As Media Matters for America has noted, the 10-billion-barrel figure du Pont cited comes from a 1998 U.S. Geological Survey (USGS) assessment of oil reserves in the ANWR area. The USGS reported that 10.4 billion barrels was the average likely amount of "technically recoverable" oil for the entire surveyed region. However, the vetoed 1995 budget proposed authorizing oil development and production only in the "Arctic National Wildlife Refuge 1002 Coastal Plain Area" -- the same 1.5-million-acre area the House and Senate have recently considered opening to drilling, which is smaller than what the USGS considered in its broader assessment. The USGS found this smaller region's average likely amount of "technically recoverable" oil to be 7.7 billion barrels -- not 10 billion.
On natural gas, du Pont wrote:
Offshore drilling for natural gas is another way. There are some 420 trillion cubic feet of natural gas on the Outer Continental Shelf. We currently consume about 23 trillion cubic feet per year, so that amounts to a 19-year supply. But the House last month voted 217-203 to block the opening of some Outer Continental Shelf areas to natural gas exploration and drilling.
The 420-trillion-cubic-foot number du Pont cited is from a 2006 estimate from the Department of the Interior's Minerals Management Service (MMS). According to the MMS' "Assessment of Undiscovered Technically Recoverable Oil and Gas Resources of the Nation's Outer Continental Shelf, 2006," the Outer Continental Shelf contains an estimated 419.88 trillion cubic feet of natural gas. However, only a small fraction of that natural gas is considered to be economically recoverable. The price of natural gas (as of June 22) is about $6.50 per MMBtu (MMBtu = 1 million British Thermal Units, which equals approximately 1,000 cubic feet of gas). According to the MMS assessment (Figure 3, PDF Page 4), at $6.50 per 1,000 cubic feet, the amount of economically recoverable gas is approximately 200 trillion cubic feet -- less than half of the total thought to exist.
On nuclear power, du Pont wrote:
We could reduce our importation of, and "addiction" to, foreign oil in various ways.
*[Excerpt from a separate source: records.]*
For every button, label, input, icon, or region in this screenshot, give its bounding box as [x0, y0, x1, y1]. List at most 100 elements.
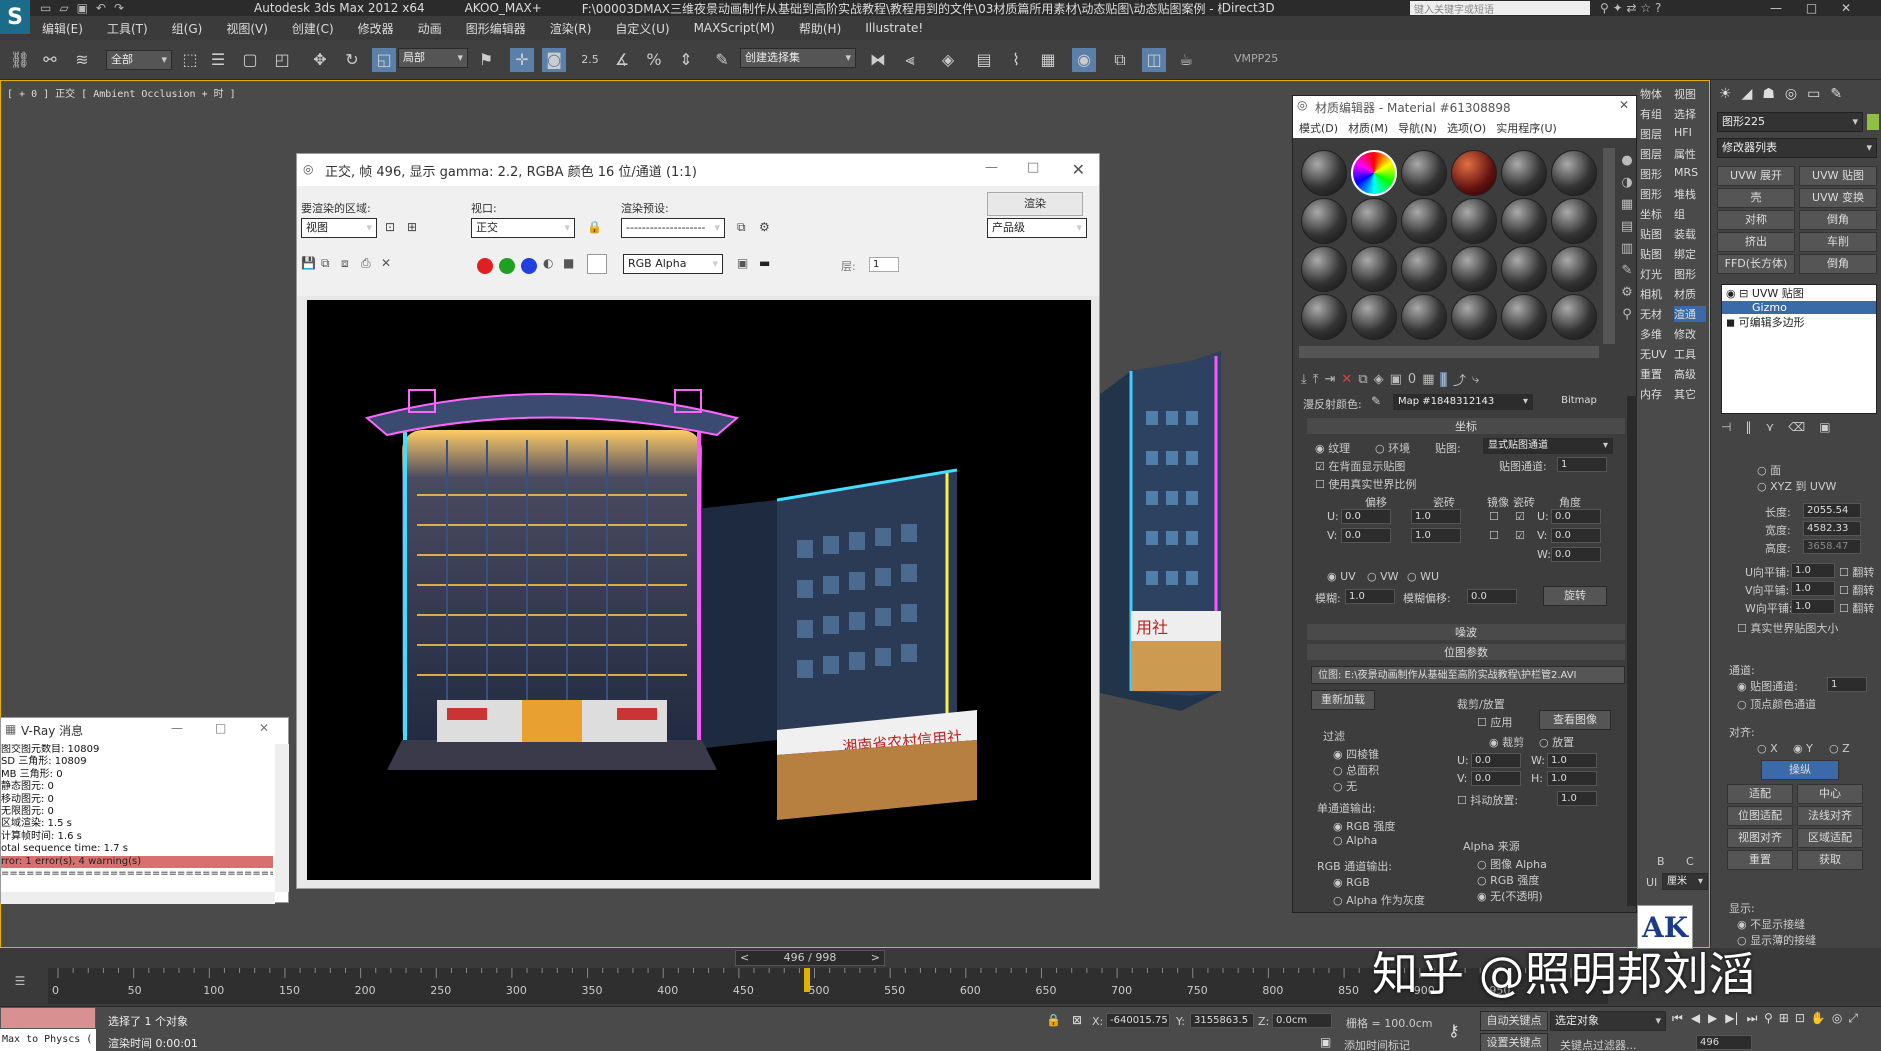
- zoom-extents-icon[interactable]: ⊡: [1795, 1011, 1805, 1026]
- absolute-mode-icon[interactable]: ⊠: [1072, 1013, 1082, 1027]
- bevel-button[interactable]: 倒角: [1799, 210, 1877, 230]
- menu-modifiers[interactable]: 修改器: [358, 20, 394, 37]
- print-icon[interactable]: ⎙: [361, 256, 371, 271]
- auto-key-button[interactable]: 自动关键点: [1480, 1011, 1548, 1031]
- bind-space-warp-icon[interactable]: ≋: [70, 48, 94, 72]
- uvw-xform-button[interactable]: UVW 变换: [1799, 188, 1877, 208]
- preset-dropdown[interactable]: --------------------: [621, 218, 725, 238]
- stack-item-gizmo[interactable]: Gizmo: [1722, 301, 1876, 314]
- rect-selection-icon[interactable]: ▢: [238, 48, 262, 72]
- go-to-end-icon[interactable]: ⏭: [1747, 1011, 1758, 1026]
- reset-button[interactable]: 重置: [1727, 850, 1793, 870]
- alpha-rgb-radio[interactable]: ○ RGB 强度: [1477, 872, 1539, 888]
- quality-dropdown[interactable]: 产品级: [987, 218, 1087, 238]
- key-filters-button[interactable]: 关键点过滤器...: [1560, 1037, 1637, 1051]
- rgb-radio[interactable]: ◉ RGB: [1333, 876, 1370, 889]
- noise-rollout-header[interactable]: 噪波: [1307, 624, 1625, 640]
- object-name-field[interactable]: 图形225: [1717, 112, 1863, 132]
- acquire-button[interactable]: 获取: [1797, 850, 1863, 870]
- sample-type-icon[interactable]: ●: [1619, 150, 1635, 172]
- vray-maximize-icon[interactable]: □: [215, 721, 226, 735]
- copy-material-icon[interactable]: ⧉: [1358, 372, 1367, 387]
- sample-slot[interactable]: [1401, 150, 1447, 196]
- side-tab[interactable]: 相机: [1640, 286, 1672, 302]
- side-tab[interactable]: 修改: [1674, 326, 1706, 342]
- width-spinner[interactable]: 4582.33: [1803, 521, 1861, 536]
- fit-button[interactable]: 适配: [1727, 784, 1793, 804]
- mat-menu-options[interactable]: 选项(O): [1447, 120, 1486, 136]
- app-logo[interactable]: S: [0, 0, 30, 34]
- bitmap-path-button[interactable]: 位图: E:\夜景动画制作从基础至高阶实战教程\护栏管2.AVI: [1311, 666, 1625, 684]
- mat-close-icon[interactable]: ✕: [1619, 98, 1629, 112]
- key-selection-dropdown[interactable]: 选定对象: [1550, 1011, 1666, 1031]
- render-close-icon[interactable]: ✕: [1072, 160, 1085, 179]
- environment-icon[interactable]: ⚙: [759, 220, 770, 234]
- side-tab[interactable]: 材质: [1674, 286, 1706, 302]
- mono-rgb-radio[interactable]: ◉ RGB 强度: [1333, 818, 1395, 834]
- render-setup-small-icon[interactable]: ⧉: [737, 220, 746, 235]
- time-prev-icon[interactable]: <: [740, 951, 749, 965]
- mat-menu-utilities[interactable]: 实用程序(U): [1496, 120, 1557, 136]
- edit-region-icon[interactable]: ⊡: [385, 220, 395, 234]
- graphite-icon[interactable]: ▤: [972, 48, 996, 72]
- menu-create[interactable]: 创建(C): [292, 20, 334, 37]
- channel-display-dropdown[interactable]: RGB Alpha: [623, 254, 723, 274]
- vray-titlebar[interactable]: ▦ V-Ray 消息 — □ ✕: [1, 718, 288, 742]
- clear-icon[interactable]: ✕: [381, 256, 391, 270]
- uvw-unwrap-button[interactable]: UVW 展开: [1717, 166, 1795, 186]
- modify-tab-icon[interactable]: ◢: [1742, 86, 1753, 102]
- mirror-icon[interactable]: ⧓: [866, 48, 890, 72]
- sample-slot[interactable]: [1301, 150, 1347, 196]
- star-icon[interactable]: ☆: [1640, 1, 1651, 15]
- select-object-icon[interactable]: ⬚: [178, 48, 202, 72]
- wu-radio[interactable]: ○ WU: [1407, 570, 1439, 583]
- show-end-result-icon[interactable]: ‖: [1440, 371, 1447, 387]
- menu-edit[interactable]: 编辑(E): [42, 20, 83, 37]
- keyboard-shortcut-icon[interactable]: ◙: [542, 48, 566, 72]
- slots-vscroll[interactable]: [1603, 148, 1615, 344]
- prev-frame-icon[interactable]: ◀: [1691, 1011, 1700, 1026]
- redo-icon[interactable]: ↷: [114, 1, 124, 15]
- unlink-icon[interactable]: ⚯: [38, 48, 62, 72]
- u-tiling-spinner[interactable]: 1.0: [1411, 509, 1461, 524]
- no-seams-radio[interactable]: ◉ 不显示接缝: [1737, 916, 1805, 932]
- vertex-color-radio[interactable]: ○ 顶点颜色通道: [1737, 696, 1816, 712]
- side-tab[interactable]: 无材: [1640, 306, 1672, 322]
- hierarchy-tab-icon[interactable]: ☗: [1762, 86, 1775, 102]
- side-tab[interactable]: 灯光: [1640, 266, 1672, 282]
- menu-group[interactable]: 组(G): [172, 20, 203, 37]
- assign-material-icon[interactable]: ⇥: [1325, 372, 1336, 387]
- edit-named-sets-icon[interactable]: ✎: [710, 48, 734, 72]
- sample-slot[interactable]: [1451, 150, 1497, 196]
- length-spinner[interactable]: 2055.54: [1803, 503, 1861, 518]
- v-flip-checkbox[interactable]: ☐ 翻转: [1839, 582, 1874, 598]
- menu-help[interactable]: 帮助(H): [799, 20, 841, 37]
- alpha-gray-radio[interactable]: ○ Alpha 作为灰度: [1333, 892, 1425, 908]
- sample-slot[interactable]: [1501, 246, 1547, 292]
- auto-region-icon[interactable]: ⊞: [407, 220, 417, 234]
- manipulate-button[interactable]: 操纵: [1761, 760, 1839, 780]
- sample-slot[interactable]: [1551, 246, 1597, 292]
- u-offset-spinner[interactable]: 0.0: [1341, 509, 1391, 524]
- filter-none-radio[interactable]: ○ 无: [1333, 778, 1357, 794]
- render-setup-icon[interactable]: ⧉: [1108, 48, 1132, 72]
- view-image-button[interactable]: 查看图像: [1539, 710, 1611, 730]
- uv-radio[interactable]: ◉ UV: [1327, 570, 1356, 583]
- vray-minimize-icon[interactable]: —: [171, 721, 183, 735]
- sample-slot[interactable]: [1501, 150, 1547, 196]
- sample-slot[interactable]: [1551, 150, 1597, 196]
- mat-menu-material[interactable]: 材质(M): [1348, 120, 1388, 136]
- toggle-overlay-icon[interactable]: ▬: [759, 256, 770, 270]
- v-tile-checkbox[interactable]: ☑: [1515, 529, 1525, 542]
- curve-editor-icon[interactable]: ⌇: [1004, 48, 1028, 72]
- angle-snap-icon[interactable]: ∡: [610, 48, 634, 72]
- background-icon[interactable]: ▦: [1619, 194, 1635, 216]
- sample-slot[interactable]: [1451, 294, 1497, 340]
- reference-coord-dropdown[interactable]: 局部: [398, 48, 468, 68]
- side-tab[interactable]: 图形: [1674, 266, 1706, 282]
- blur-spinner[interactable]: 1.0: [1345, 589, 1395, 604]
- schematic-view-icon[interactable]: ▦: [1036, 48, 1060, 72]
- align-y-radio[interactable]: ◉ Y: [1793, 742, 1813, 755]
- side-tab[interactable]: 高级: [1674, 366, 1706, 382]
- map-type-button[interactable]: Bitmap: [1539, 394, 1619, 410]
Nuclear power is one. We have 104 nuclear power plants in operation in America that provide clean energy and decrease by 700 million tons the CO2 released into our atmosphere each year. But we have stopped building nuclear power plants: Construction of the last one began three decades ago. President Bush has proposed the Nuclear Power 2010 Initiative to facilitate plant construction. Sixteen companies have expressed interest, and 25 new nuclear plants are under consideration.
Du Pont touted reduced carbon dioxide emissions as a benefit of nuclear power. But in his May 23 column, he claimed that carbon dioxide "is not a pollutant -- indeed it is vital for plant growth," and ridiculed "global warming alarmists" for blaming "a great many evil things" on increased carbon dioxide concentrations in the atmosphere. As Media Matters noted at the time, du Pont's claim echoed a television commercial produced by the oil-industry-funded Competitive Enterprise Institute (CEI).